Option to unload the component from memory when scaling to zero

petersalomonsen commented 3 months ago

Is your feature request related to a problem? Please describe. I have a 28 MB WebAssembly component file, and I notice when starting the spin app that it occupies 100MB before any request is made. A smaller Wasm file takes up less memory when idle.

Describe the solution you'd like Would it be possible to have an option of not preloading the wasm files into memory? And also that it unloads the wasm binary from memory after the request is handled.

In the case I am deploying one spin app per customer environment, I would like to avoid that they occupy this much memory when idle. The memory footprint is the most significant impact on how many nodes that are needed, and so being able to reduce memory consumption to near zero when idle is essential for really scaling to zero.

tschneidereit commented 3 months ago

Can you share more details on how you're measuring the memory usage? AFAICT you shouldn't see that kind of increase in real memory usage: the file should be lazily mapped, with only pages that are actually read from being loaded individually. If that's not the case, it certainly is a bug we should fix.

lann commented 3 months ago

After some further investigation it appears that Spin's current usage of Wasmtime does not lead to a lazily mapped file, so the memory usage you are seeing is expected.

It would be possible to use Wasmtime in a slightly different way that would lead to the behavior @tschneidereit describes, but it would have performance implications so may require further investigation/consideration.

petersalomonsen commented 3 months ago

Here's the big Wasm file, before any request is made:

In Kubernetes, deployed with SpinKube, I use kubectl top pods and get around 150Mi in memory usage for this pod.

A smaller module has a much lower idle memory usage:

I would wish that only the http listener should occupy memory, and the wasm modules should only be loaded into memory while a request is processed.

petersalomonsen commented 3 months ago

After some further investigation it appears that Spin's current usage of Wasmtime does not lead to a lazily mapped file, so the memory usage you are seeing is expected.

It would be possible to use Wasmtime in a slightly different way that would lead to the behavior @tschneidereit describes, but it would have performance implications so may require further investigation/consideration.

It would be good to have this as an option.
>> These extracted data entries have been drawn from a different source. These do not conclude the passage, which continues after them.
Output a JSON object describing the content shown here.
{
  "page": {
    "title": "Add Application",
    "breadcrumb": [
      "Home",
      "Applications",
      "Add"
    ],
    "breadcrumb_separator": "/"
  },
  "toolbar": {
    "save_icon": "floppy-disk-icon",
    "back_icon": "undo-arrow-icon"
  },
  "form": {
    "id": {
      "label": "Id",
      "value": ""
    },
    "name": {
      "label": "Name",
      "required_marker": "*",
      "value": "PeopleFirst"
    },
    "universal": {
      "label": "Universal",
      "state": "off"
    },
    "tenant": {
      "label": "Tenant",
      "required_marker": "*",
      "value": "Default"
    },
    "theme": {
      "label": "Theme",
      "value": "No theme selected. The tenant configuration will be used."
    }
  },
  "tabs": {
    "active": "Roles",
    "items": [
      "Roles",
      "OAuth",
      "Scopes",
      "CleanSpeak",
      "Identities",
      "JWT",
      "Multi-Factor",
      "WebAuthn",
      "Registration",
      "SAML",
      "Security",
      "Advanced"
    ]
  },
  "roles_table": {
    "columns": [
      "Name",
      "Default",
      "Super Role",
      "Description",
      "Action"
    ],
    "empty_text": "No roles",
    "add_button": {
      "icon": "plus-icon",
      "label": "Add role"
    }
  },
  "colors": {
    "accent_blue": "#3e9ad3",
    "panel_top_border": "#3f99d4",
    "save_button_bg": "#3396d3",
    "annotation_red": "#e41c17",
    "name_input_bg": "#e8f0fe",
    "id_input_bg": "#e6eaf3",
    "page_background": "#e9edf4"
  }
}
Even though it will mean some extra loading time for the Wasm, the alternative is to scale down the pod, for example using the KEDA http addon with HTTPScaledObject, and then the cold start time is even longer.

So the current solution with the Wasm binary preloaded is good, and probably the one to recommend for smaller Wasm binaries, but for larger binaries it would be good to have the option to not have them preloaded in memory.

lann commented 3 months ago

pod

FYI, I believe https://www.spinkube.dev/ does have the file mapping behavior described above, though I haven't personally verified that behavior.

alexcrichton commented 3 months ago

it would have performance implications so may require further investigation/consideration.

I think it'd be reasonable for Spin to, by default, compile a component, write it to disk, and then remap it from disk. That shouldn't have much perf implications for startup since writing/mapping should be pretty speedy.

Having an opt-in boolean for "madvise(DONTNEED) the whole image away after each request" might be a way to solve this use case without impacting perf by default then perhaps.

lann commented 3 months ago

I suppose there could also be an option to MLOCK_ONFAULT too, for the ~opposite effect.

mikkelhegn commented 3 months ago

@petersalomonsen - The Fermyon Platform for Kubernetes (A paid product), has been designed to optimize for hosting multiple apps behind a single host, and applying the behavior you're looking for. Feel free to reach out here if you'd be interested in a follow-up conversation about that.

petersalomonsen commented 3 months ago

@mikkelhegn What is the difference between the Fermyon Platform for Kubernetes and SpinKube?

My current use case is that I'm writing a book about WebAssembly, where one of the chapters is about WebAssembly on Kubernetes. One of the points I'm trying to make is the possibility of scaling to zero, and while it is possible to scale to zero pods using KEDA with the http-addon, which is also quite fast when it comes to startup time, it is beneficial to have the http listener running to get the instant responding user experience. I see that the runtime provided with spinkube does this already, and creates a Wasm instance on the fly, but each SpinApp will still have a memory footprint related to the size of the Wasm module. Is it so that Fermyon Platform for Kubernetes does not keep the Wasm module in memory? And this is a feature that is intentionally not in the open source version?

mikkelhegn commented 3 months ago

I'm writing a book about WebAssembly

That sounds awesome!

What is the difference between the Fermyon Platform for Kubernetes and SpinKube?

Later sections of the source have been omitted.